The Independent, 23.2.00
Pinochet must have new tests, Straw told. By Kim Sengupta
Four countries yesterday challenged the Home Secretary's plans to free General Pinochet after they were allowed to see the former Chilean dictator's medical reports.
Jack Straw was forced last week to hand over reports which had formed the basis of his announcement that he was "minded" to allow the General to go on health grounds.
Belgium, France, Spain and Switzerland delivered a combative and uncompromising response by yesterday's deadline for their submissions.
They told Mr Straw that they wanted fresh tests carried out on the General, who is wanted on charges of torture and human rights abuse.
Damien Vandeermeersch, a Belgian judge, said that the former dictator was fit to stand trial on the basis of the report he had already seen. Switzerland said bluntly that Mr Straw did not have power under European extradition proceedings to arbitrarily halt proceedings on health grounds.
In another development, the Home Secretary is being taken to the European Court of Human Rights over his handling of the case. The human rights group, Justicia, has lodged papers with the court claiming that Mr Straw has breached the European Convention on human rights by not consulting torture victims of the Pinochet regime over the issue of the medical report.
There has been criticism of the way in which the medical tests were carried out on the instructions of Mr Straw and Spanish and Belgian specialists have disputed parts of the conclusions. Amnesty International has also submitted reports to Mr Straw from eminent specialists in Britain criticising methods used in the tests.
Part of the concern, on the part of the medical consultants for Amnesty and the Spanish government, is believed to be about the assessments and conclusions of Dr Maria Wyke, a neuropsychologist.
Dr Robert Howard, a reader and consultant in old age psychiatry, at King's College, London University, said in an analysis passed on to Mr Straw by Amnesty: "The neuropsychological assessment carried out by Dr Wyke involved standard instruments ... she concluded that Senator Pinochet is 'functioning within the low/average range' on these tests.
"By definition 50 per cent of the population would function at this level, yet it would be difficult to imagine that all these people should be considered intellectually unfit to stand trial."
Dr Howard's views were backed by Dr Nori Graham, a consultant in old age psychiatry at the Royal Free Hospital, London, a Fellow of Royal College of Psychiatrists and the chairman of Alzheimer's Disease International.
Human rights groups have also questioned whether Dr Wyke was the right person to undertake the tests, pointing out that her last publication was was in 1992.
Six Spanish medical experts asked to analyse the medical report are said to have disputed parts of its conclusions.
In Brussels, a spokesman for the Belgian foreign office said: "Based on the medical reports, the judge considers Pinochet to be fit for trial. He is requesting further tests."

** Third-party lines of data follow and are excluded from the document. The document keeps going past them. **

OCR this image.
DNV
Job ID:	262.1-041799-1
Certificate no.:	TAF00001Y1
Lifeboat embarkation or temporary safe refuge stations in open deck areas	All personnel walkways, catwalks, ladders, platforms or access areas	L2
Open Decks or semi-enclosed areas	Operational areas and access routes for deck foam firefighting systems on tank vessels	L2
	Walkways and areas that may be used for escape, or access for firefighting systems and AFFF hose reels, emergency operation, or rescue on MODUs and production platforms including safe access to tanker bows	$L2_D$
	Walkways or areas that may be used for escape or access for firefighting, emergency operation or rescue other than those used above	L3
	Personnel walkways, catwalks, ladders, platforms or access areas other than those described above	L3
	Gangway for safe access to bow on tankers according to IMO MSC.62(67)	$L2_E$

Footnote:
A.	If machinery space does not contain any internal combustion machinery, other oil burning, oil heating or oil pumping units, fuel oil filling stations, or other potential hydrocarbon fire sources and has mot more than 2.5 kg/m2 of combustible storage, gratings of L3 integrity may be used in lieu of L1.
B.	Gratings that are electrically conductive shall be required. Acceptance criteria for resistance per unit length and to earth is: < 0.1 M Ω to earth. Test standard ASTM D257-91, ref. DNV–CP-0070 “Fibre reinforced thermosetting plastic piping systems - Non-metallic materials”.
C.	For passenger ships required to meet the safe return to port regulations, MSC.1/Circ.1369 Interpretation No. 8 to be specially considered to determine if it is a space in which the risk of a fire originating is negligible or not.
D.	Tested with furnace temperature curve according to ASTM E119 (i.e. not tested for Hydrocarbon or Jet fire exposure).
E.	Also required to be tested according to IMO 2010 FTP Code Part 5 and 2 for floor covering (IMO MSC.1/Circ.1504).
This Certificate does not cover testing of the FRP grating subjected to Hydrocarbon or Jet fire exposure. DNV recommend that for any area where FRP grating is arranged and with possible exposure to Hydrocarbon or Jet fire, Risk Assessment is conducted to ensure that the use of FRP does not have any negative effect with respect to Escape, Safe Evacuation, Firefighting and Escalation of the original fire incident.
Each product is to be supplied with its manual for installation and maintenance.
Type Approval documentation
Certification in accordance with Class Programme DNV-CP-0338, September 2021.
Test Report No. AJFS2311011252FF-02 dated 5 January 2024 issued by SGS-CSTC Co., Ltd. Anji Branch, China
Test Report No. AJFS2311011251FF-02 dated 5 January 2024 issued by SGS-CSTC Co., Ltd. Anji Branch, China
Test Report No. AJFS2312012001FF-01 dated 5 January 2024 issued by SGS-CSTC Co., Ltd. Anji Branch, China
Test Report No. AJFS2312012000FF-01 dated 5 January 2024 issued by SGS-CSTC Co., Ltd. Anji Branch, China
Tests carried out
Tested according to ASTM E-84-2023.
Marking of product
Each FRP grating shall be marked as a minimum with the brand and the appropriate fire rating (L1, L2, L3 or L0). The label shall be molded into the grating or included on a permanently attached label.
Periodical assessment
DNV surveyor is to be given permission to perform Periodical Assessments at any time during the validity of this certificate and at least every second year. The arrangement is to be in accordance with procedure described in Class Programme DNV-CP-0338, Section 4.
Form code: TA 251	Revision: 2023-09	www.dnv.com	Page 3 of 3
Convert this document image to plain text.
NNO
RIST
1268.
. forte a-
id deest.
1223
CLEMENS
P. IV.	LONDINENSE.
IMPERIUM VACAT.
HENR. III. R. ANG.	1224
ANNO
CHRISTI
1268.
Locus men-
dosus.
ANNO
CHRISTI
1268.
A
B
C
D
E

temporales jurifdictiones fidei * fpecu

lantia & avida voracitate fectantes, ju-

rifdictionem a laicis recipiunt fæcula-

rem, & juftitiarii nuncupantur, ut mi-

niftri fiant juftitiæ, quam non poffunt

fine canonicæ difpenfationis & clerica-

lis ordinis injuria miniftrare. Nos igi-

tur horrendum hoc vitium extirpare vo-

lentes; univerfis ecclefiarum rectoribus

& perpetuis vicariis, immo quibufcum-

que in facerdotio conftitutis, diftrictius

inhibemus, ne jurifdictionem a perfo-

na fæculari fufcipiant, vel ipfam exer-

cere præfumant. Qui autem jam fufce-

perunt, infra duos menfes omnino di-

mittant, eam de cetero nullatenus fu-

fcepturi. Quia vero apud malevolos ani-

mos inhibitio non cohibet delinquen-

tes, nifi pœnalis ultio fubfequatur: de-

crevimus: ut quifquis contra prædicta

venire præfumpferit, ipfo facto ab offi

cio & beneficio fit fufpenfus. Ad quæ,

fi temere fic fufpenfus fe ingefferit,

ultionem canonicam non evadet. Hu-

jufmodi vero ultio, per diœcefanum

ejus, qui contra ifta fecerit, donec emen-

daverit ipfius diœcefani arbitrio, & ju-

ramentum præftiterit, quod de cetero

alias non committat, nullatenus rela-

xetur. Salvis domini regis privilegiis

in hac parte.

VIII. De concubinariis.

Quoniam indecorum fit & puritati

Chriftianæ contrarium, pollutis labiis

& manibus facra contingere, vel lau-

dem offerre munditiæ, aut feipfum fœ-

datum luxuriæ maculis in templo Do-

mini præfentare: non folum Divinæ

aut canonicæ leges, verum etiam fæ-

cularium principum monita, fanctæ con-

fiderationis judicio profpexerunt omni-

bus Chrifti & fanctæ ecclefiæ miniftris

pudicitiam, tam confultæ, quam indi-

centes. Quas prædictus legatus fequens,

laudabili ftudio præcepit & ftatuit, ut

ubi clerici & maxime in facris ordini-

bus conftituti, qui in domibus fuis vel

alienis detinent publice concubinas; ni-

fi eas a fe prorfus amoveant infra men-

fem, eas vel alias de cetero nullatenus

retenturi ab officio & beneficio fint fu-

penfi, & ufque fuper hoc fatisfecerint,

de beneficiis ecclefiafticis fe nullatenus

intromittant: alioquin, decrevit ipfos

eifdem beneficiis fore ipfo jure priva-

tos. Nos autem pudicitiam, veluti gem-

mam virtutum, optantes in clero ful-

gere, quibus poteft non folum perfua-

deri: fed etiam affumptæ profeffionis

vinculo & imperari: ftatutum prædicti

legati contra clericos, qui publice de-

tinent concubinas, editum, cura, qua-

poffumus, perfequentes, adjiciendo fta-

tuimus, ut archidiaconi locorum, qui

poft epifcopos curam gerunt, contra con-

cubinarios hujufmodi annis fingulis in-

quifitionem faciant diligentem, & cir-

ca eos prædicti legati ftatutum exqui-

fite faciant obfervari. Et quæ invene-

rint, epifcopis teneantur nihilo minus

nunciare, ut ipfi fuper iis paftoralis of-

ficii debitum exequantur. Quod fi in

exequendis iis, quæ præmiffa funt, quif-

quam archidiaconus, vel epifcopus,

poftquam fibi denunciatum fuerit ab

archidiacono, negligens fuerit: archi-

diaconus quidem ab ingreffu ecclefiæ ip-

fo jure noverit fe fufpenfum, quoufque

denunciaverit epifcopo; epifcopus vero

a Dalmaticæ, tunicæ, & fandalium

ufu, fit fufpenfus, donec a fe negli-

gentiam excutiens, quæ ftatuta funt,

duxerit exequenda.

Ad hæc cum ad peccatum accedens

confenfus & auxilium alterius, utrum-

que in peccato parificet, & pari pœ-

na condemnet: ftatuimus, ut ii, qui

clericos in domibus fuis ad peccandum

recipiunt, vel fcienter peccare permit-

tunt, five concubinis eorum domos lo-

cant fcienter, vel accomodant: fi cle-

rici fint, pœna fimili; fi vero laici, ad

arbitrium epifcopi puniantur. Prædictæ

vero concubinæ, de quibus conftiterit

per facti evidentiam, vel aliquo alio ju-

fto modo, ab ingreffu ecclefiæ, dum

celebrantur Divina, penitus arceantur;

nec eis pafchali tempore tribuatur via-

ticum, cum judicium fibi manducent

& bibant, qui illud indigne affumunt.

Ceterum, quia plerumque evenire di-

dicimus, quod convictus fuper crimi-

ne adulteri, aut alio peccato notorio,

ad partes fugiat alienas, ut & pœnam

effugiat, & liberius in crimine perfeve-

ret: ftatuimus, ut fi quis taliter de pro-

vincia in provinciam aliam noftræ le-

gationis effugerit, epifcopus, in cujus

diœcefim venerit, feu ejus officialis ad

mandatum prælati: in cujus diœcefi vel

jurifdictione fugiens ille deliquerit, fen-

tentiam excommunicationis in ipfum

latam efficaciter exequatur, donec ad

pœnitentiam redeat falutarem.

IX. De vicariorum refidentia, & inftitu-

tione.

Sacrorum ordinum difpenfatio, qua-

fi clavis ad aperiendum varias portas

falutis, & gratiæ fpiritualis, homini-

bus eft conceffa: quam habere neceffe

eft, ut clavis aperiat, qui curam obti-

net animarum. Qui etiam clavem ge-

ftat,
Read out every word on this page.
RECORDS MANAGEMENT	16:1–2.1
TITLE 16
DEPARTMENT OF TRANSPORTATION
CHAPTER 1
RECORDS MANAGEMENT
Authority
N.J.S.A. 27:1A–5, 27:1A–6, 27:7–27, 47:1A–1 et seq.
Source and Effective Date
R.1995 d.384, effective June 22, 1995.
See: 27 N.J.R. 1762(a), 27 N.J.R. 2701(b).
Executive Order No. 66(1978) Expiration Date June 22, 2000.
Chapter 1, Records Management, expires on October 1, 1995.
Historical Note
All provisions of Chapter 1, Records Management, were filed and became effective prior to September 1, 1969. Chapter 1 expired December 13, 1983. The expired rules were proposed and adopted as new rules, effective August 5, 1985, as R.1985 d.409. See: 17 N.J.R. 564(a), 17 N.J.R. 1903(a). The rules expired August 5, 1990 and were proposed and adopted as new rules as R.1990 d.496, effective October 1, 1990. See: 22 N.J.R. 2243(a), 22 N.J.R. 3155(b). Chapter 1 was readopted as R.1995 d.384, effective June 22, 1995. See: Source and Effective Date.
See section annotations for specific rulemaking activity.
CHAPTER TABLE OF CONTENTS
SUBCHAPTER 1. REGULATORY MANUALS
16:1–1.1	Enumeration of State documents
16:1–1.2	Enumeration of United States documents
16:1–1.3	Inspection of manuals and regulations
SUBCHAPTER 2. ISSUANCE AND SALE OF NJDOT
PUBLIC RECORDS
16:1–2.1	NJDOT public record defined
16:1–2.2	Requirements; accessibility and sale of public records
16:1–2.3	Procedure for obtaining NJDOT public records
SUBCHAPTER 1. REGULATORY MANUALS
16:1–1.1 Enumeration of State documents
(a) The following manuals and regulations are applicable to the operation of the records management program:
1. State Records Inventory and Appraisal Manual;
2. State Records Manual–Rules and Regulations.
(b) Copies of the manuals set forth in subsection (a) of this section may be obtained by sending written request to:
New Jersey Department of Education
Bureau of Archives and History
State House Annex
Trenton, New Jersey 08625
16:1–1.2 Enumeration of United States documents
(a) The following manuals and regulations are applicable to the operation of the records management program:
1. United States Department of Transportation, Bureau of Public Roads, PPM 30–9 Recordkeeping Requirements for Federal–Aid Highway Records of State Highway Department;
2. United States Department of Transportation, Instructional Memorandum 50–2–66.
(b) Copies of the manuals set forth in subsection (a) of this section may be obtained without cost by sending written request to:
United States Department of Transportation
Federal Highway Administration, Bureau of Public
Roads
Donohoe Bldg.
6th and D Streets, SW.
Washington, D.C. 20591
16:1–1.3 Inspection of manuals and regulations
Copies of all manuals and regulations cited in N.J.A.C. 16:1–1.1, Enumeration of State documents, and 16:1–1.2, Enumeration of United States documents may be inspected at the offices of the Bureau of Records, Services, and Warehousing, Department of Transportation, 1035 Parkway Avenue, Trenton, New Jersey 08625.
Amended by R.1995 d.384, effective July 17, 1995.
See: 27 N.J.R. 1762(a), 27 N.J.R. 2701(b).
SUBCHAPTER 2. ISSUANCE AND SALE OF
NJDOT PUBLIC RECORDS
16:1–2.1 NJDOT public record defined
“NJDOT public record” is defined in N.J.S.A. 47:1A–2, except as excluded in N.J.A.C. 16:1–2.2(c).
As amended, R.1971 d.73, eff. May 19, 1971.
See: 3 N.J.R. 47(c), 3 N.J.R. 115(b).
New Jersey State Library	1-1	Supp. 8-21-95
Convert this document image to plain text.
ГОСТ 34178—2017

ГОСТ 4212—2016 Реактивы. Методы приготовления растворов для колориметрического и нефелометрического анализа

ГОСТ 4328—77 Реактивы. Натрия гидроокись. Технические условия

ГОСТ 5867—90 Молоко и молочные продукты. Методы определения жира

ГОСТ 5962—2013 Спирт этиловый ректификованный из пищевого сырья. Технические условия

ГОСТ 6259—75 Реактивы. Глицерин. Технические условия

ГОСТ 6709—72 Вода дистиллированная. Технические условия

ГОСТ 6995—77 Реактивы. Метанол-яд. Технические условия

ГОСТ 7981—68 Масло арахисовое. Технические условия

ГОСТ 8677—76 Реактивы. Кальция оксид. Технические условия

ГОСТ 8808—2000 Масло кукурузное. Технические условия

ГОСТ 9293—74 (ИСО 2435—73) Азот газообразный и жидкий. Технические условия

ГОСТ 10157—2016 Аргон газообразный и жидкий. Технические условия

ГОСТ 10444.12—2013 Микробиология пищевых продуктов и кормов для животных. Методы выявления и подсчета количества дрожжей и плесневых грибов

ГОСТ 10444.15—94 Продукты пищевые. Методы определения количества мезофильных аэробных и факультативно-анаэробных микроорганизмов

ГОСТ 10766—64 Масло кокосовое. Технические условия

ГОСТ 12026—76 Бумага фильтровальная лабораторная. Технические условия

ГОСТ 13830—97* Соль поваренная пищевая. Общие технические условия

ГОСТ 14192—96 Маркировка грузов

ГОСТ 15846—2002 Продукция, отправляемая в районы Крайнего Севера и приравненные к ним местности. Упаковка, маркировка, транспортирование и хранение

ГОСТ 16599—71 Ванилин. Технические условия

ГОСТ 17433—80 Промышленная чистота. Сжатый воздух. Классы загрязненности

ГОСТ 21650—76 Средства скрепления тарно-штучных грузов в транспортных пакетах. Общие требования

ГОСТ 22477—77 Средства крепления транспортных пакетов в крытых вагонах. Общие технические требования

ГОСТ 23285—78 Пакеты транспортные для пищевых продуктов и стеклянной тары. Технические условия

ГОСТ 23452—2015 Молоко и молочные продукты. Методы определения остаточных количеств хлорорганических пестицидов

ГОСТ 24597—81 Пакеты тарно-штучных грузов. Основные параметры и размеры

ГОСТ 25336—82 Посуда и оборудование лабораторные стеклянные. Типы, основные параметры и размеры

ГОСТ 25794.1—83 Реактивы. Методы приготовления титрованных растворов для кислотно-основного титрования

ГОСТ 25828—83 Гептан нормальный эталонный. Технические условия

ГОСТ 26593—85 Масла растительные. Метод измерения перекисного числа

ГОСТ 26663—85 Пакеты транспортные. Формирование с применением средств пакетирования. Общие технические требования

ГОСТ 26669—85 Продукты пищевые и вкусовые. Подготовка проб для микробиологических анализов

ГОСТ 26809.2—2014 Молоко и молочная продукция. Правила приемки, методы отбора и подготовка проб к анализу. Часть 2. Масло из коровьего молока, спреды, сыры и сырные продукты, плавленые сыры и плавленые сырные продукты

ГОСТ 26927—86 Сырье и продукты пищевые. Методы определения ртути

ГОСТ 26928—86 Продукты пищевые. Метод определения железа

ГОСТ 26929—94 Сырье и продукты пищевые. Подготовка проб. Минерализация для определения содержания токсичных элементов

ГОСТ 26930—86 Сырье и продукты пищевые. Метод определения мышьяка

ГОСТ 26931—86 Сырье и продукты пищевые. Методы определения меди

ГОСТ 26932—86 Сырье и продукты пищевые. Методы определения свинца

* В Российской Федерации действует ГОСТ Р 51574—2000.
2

In Paris, the French justice ministry said yesterday that the investigative judge Roger Le Loire has appointed a neuropsychiatrist, a geriatric psychiatrist and a neuro-psychiatrist to carry out fresh tests, if they are allowed.
In Switzerland, Folco Galli, a spokesman for the Federal Police, said that representations made to Mr Straw said: "We say that following the European extradition convention, you cannot refuse an extradition because of health reasons. We believe that the extradition procedure should go on."